History
In 1962, shortly after the Treaty of Rome created the European Economic Community (EEC, or "Common Market") a set of rules were drawn up in which the normal common organisation of the market for a type of product – normally limited to a pricing system, rules on intervention and a system for trade with third-party countries – was extended in several areas in order to accommodate the diverse interests of wine production within individual member states. The wine sector required regulation of more technical aspects, such as the development of wine-growing potential, wine production techniques, oenological practices and processes, rules on designation and presentation, rules governing the movement and release for consumption of wine products, protection of designations of origin, and so on.
At the time the EEC had only six members, four of which were major wine producers; France, Germany, Italy and Luxembourg. The French initiated Community recognition of their principles which differentiated between "quality wines" and "table wines" in order to standardise the marketing of exported wine. Germany and Luxembourg in particular objected to any barriers to the development of their wine industry, which was geared towards the production of wines with a readily available outlet, nor did they wish to change the practice of chaptalisation (the enrichment of wine by adding sugar) which was foreign to many parts of France and forbidden in Italy. French production was highly regulated, where Italians were proud of the free commercialisation of their wines.
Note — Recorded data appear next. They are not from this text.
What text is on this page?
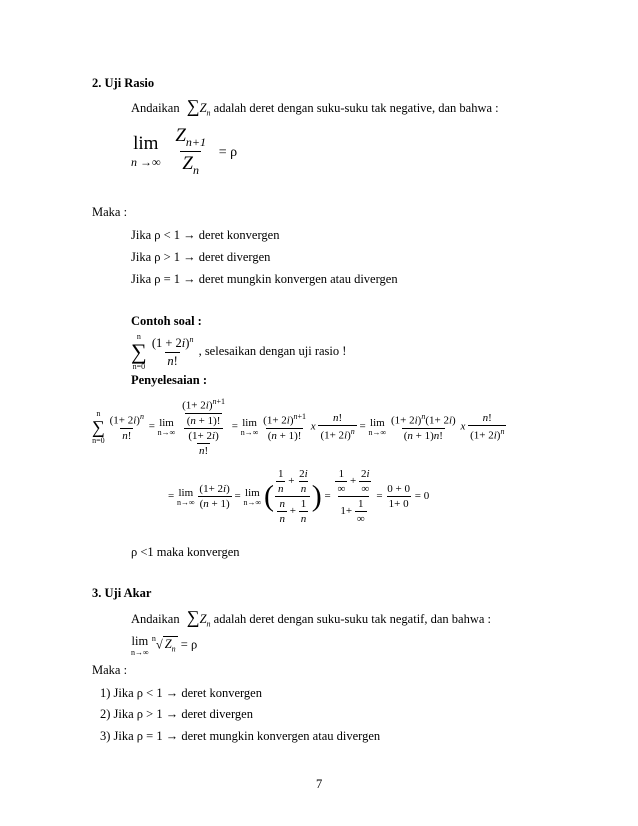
2. Uji Rasio
Andaikan $\sum Z_n$ adalah deret dengan suku-suku tak negative, dan bahwa :
lim
n →∞
$\frac{Z_{n+1}}{Z_n} = \rho$
Maka :
Jika ρ < 1 → deret konvergen
Jika ρ > 1 → deret divergen
Jika ρ = 1 → deret mungkin konvergen atau divergen
Contoh soal :
n
∑
n=0
$\frac{(1 + 2i)^n}{n!}$ , selesaikan dengan uji rasio !
Penyelesaian :
n
∑
n=0
$\frac{(1+ 2i)^n}{n!} = \lim$
n→∞
$\frac{\frac{(1+ 2i)^{n+1}}{(n + 1)!}}{\frac{(1+ 2i)}{n!}} = \lim$
n→∞
$\frac{(1+ 2i)^{n+1}}{(n + 1)!}$ x $\frac{n!}{(1+ 2i)^n} = \lim$
n→∞
$\frac{(1+ 2i)^n(1+ 2i)}{(n + 1)n!}$ x $\frac{n!}{(1+ 2i)^n}$
= lim
n→∞
$\frac{(1+ 2i)}{(n + 1)} = \lim$
n→∞ ( $\frac{\frac{1}{n} + \frac{2i}{n}}{\frac{n}{n} + \frac{1}{n}}$ ) = $\frac{\frac{1}{\infty} + \frac{2i}{\infty}}{1+ \frac{1}{\infty}} = \frac{0 + 0}{1+ 0} = 0$
ρ <1 maka konvergen
3. Uji Akar
Andaikan $\sum Z_n$ adalah deret dengan suku-suku tak negatif, dan bahwa :
lim
n→∞
$^n$√ $Z_n = \rho$
Maka :
1) Jika ρ < 1 → deret konvergen
2) Jika ρ > 1 → deret divergen
3) Jika ρ = 1 → deret mungkin konvergen atau divergen
7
Where plantation was strictly regulated in some states, it was practically uncontrolled in others.
The QWpsr classification surmounted these problems, dictating specific treatment for ‘quality wines’, excluding them from classic market management mechanisms such as distillation and storage, while requiring stricter discipline for production and control. Early agreements respected the broad outlines of French national legislation and were also acceptable to Italy. Whereas many guiding principles (including the maintenance of traditional practices and distinguishing between categories of wines) continue to apply without any fundamental changes, many, like freedom of plantation and non-application of intervention measures to quality wines, have gradually been amended. At one point, new plantings were banned to prevent over-production, while the same problem (the infamous "wine lakes" of the last few decades) has led to widespread distillation of quality wines being permitted in years of surplus production, known as "crisis distillation". Today, with domestic demand falling and a boom in sales of New World wine, European growers are seeing increasing amounts of quality wines destined to become ethanol and other biofuels.